… the Judeo-Christian scriptures expose, explore, and ultimately guide the way toward eliminating sacrifice.

S1:E26 EPISODE SUMMARY

For the fourth Sunday in Easter, Lindsey and Adam read one of the most bizarre and compelling passages of scripture, John 10: 1- 10, where Jesus uses a decidedly strange metaphor for himself. “Very truly, I tell you, I am the gate for the sheep. … Whoever enters by me will be saved, and will come in and go out and find pasture. … The thief comes only to steal and kill and destroy. I came that they may have life, and have it abundantly.”

Okay, it makes sense to think of Jesus as a shepherd. But a sheep gate? What is going on?

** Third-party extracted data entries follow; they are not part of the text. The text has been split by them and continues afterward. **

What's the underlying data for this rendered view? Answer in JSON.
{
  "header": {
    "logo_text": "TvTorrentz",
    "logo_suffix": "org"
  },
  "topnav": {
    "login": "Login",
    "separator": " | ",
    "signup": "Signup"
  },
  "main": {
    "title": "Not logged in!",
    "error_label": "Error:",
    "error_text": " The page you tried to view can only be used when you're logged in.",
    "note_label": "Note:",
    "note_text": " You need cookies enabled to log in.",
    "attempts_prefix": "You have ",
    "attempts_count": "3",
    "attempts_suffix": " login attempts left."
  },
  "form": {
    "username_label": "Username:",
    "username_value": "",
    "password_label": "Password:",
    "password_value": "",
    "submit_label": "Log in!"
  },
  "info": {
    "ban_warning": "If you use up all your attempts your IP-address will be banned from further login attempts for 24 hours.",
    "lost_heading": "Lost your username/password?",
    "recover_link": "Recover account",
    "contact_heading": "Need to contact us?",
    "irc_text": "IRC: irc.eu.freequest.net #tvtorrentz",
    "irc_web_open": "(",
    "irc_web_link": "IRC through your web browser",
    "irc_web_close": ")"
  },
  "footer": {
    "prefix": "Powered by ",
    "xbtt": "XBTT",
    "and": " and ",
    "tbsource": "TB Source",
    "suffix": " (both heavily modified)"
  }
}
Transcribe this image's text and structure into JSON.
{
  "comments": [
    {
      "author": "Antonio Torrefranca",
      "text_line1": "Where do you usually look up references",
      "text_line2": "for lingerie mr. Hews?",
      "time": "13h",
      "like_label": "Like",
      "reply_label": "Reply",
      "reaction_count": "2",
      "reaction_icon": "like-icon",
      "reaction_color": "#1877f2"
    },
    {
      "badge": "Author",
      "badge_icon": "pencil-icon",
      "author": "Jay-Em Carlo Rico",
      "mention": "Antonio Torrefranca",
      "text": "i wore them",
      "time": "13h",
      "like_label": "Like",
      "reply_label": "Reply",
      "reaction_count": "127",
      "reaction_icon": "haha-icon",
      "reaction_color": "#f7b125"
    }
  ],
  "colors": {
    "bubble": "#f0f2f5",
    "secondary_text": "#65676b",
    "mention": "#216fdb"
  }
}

A little context. The “sheep gate” was the gate through which the sheep entered the city of Jerusalem. When the sheep went from the pasture into the city, there was only one reason: sacrifice. A shepherd would lead sheep through the city gates… on their way to slaughter.

Some questions: What was the purpose of sacrifice in the first place? What would constitute a “good shepherd?” And why would Jesus compare himself to a sheep gate, a doorway of death, and say “I came that they may have life, and have it abundantly?”

Adam and Lindsey explore why humanity has felt the need for sacrifice… and has confused that false need for the will of God. Sacrifice has been practiced all over the world and still exists in modern forms. Judaism didn’t invent sacrifice… rather, the Judeo-Christian scriptures expose, explore, and ultimately guide the way toward eliminating sacrifice.

Sheep were literal sacrificial animals… but they are also a metaphor for the most vulnerable among society. When life is viewed through a lens of scarcity, where prosperity for some seems to depend on poverty for others, where success comes at the expense of others… the weak and vulnerable are trampled.

When Jesus says, “I am the sheep gate,” he is saying he is the way for the vulnerable and marginalized. And indeed, he exposes the way of sacrifice as death. When Jesus walks the path of the vulnerable and condemned, he opens that path to new life by exposing human folly and answering it with divine mercy.